Privacy preservation has become a critical concern for governments, hospitals, and large corporations. Homomorphic encryption (HE) enables a ciphertext-based computation paradigm with strong security guarantees. In emerging cross-agency data cooperation scenarios like vertical federated learning (VFL), HE protects the data interaction from exposure to counterparts. However, computation on ciphertext has significant performance challenges due to increased data size and substantial overhead. Related work has been proposed to accelerate HE using parallel hardware, such as GPUs, FPGAs, and ASICs. However, many existing hardware accelerators target specific HE operations, such as number theoretic transform (NTT) and key switching, providing limited performance improvement for end-to-end applications. Others support bootstrapping, which requires quite a large ASIC design. To better support existing VFL training applications, we propose SAFE, an HE accelerator for scalable homomorphic matrix-vector products (HMVPs), which is the performance bottleneck. SAFE adopts a coefficient-wise encoded HMVP algorithm, despite a vanilla mode, we further explore the compressed and concatenated modes, which can fully utilize the polynomial encoding slots.
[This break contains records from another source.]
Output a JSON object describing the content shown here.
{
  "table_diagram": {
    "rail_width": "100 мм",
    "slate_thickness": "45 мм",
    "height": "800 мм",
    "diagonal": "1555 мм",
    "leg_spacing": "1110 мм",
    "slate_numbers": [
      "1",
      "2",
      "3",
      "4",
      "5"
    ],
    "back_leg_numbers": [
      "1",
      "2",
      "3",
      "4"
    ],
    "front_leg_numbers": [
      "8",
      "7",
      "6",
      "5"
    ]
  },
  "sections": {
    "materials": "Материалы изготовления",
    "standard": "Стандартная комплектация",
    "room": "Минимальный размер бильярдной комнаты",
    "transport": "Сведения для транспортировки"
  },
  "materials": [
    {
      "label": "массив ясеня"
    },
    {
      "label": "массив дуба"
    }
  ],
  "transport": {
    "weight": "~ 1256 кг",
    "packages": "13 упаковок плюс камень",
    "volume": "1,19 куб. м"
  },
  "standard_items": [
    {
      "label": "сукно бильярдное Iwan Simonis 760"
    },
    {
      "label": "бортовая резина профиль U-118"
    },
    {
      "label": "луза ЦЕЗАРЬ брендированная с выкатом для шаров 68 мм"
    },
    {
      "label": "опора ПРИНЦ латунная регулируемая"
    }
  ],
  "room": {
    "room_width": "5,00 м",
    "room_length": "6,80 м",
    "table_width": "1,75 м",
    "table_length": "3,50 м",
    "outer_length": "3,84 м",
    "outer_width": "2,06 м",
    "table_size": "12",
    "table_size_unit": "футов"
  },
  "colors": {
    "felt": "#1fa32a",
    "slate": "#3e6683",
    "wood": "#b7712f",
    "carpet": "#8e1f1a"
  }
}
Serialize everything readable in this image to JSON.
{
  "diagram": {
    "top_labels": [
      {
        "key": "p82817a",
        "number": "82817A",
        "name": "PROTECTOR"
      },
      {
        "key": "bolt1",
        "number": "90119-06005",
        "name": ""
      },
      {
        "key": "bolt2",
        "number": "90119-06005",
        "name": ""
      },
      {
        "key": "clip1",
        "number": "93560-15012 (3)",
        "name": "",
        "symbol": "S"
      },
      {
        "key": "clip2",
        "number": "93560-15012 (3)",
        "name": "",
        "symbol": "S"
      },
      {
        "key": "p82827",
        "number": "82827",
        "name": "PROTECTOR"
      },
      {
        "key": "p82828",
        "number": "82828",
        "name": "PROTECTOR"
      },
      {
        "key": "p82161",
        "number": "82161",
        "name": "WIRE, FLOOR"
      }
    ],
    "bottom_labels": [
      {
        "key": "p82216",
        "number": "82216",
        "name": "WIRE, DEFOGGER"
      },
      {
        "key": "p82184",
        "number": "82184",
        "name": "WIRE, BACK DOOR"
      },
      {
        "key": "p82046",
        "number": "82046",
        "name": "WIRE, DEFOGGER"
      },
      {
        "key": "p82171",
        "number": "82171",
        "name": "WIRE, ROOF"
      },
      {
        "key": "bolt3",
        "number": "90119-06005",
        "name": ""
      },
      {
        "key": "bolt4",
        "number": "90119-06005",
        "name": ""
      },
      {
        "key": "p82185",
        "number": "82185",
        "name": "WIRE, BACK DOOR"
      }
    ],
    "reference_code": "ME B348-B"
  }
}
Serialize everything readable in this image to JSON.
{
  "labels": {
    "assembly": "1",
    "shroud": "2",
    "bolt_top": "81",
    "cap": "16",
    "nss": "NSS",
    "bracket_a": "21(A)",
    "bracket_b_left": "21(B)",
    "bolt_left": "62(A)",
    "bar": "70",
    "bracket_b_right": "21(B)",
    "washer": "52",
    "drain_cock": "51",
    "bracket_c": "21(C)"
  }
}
The proposed hardware architecture, customized for HMVP dataflow, supports spatial and temporal parallelization of function units. The most costly polynomial function, NTT, is implemented with a low-area constant geometry unit which improves efficiency by $2.43\times $ . SAFE is implemented as a CPU-FPGA heterogeneous acceleration system, unleashing the multithread potential. The evaluation demonstrates an up to $36\times $ speed-up in end-to-end federated logistic regression training.
面向垂直联邦学习的可扩展同态加密加速器
隐私保护已经成为政府、医院和大公司关注的关键问题。同态加密(HE)提供了一种基于密文的计算范式,具有很强的安全性保证。在新兴的跨机构数据合作场景(如垂直联邦学习(VFL))中,HE保护数据交互不暴露给对手。然而,由于数据大小的增加和大量的开销,对密文的计算具有显著的性能挑战。相关的工作已经提出,以加速HE使用并行硬件,如gpu, fpga和asic。然而,许多现有的硬件加速器针对特定的HE操作,如数论变换(NTT)和键交换,为端到端应用程序提供有限的性能改进。其他支持自引导,这需要相当大的ASIC设计。为了更好地支持现有的VFL训练应用,我们提出了SAFE,一个可扩展同态矩阵矢量产品(HMVPs)的HE加速器,这是性能瓶颈。SAFE采用了系数型编码的HMVP算法,尽管是一种普通模式,但我们进一步探索了压缩和连接模式,可以充分利用多项式编码槽。所提出的硬件架构,为HMVP数据流定制,支持功能单元的空间和时间并行化。最昂贵的多项式函数NTT采用低面积常数几何单元实现,效率提高了2.43倍。SAFE作为一个CPU-FPGA异构加速系统实现,释放了多线程的潜力。评估表明,端到端联邦逻辑回归训练的速度提高了36倍。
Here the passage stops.